Clarification - Using backward() on non-scalars

jsm · November 19, 2017, 2:59pm

Thanks for your intuitive example.
I’m getting a bit lost on the usage of the following line:
y.backward(torch.FloatTensor([[1, 0]]), retain_variables=True)
especially when it comes to the gradient argument.

As @linlin already mentioned, in the provided example the argument gradient=torch.FloatTensor([[1,0]])
is used to acquire information for a column (e.g. the first one in the above scenario) or to define the variable
that we compute the gradient with respect to (as seen from: http://pytorch.org/docs/master/autograd.html#torch.autograd.Variable.backward) ?

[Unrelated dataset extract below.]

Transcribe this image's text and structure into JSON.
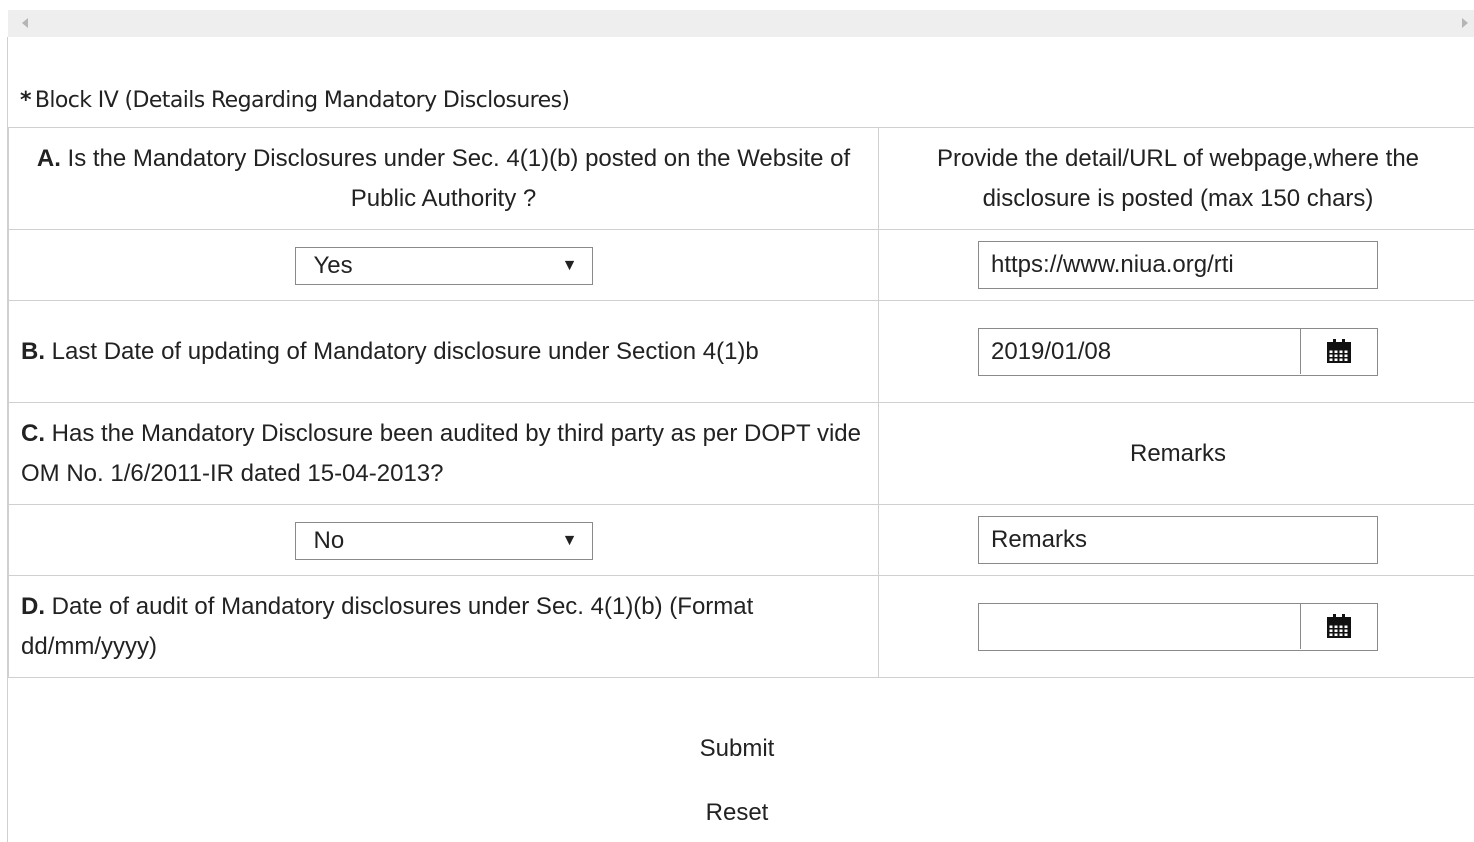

If we use it with respect to a given variable why
y.backward(torch.FloatTensor([[1, 0]]), retain_variables=True)
jacobian[:,0] = x.grad.data
x.grad.data.zero_()
y.backward(torch.FloatTensor([[0, 1]]), retain_variables=True)
jacobian[:,1] = x.grad.data

is used instead of

y.backward(x * torch.FloatTensor([[1, 0]]), retain_variables=True)
jacobian[:,0] = x.grad.data
x.grad.data.zero_()
y.backward(x * torch.FloatTensor([[0, 1]]), retain_variables=True)
jacobian[:,1] = x.grad.data

for computing [[dy1/dx1, dy1/dx2], [dy2/dx1, dy2/dx2]] ?

Thank you in advance!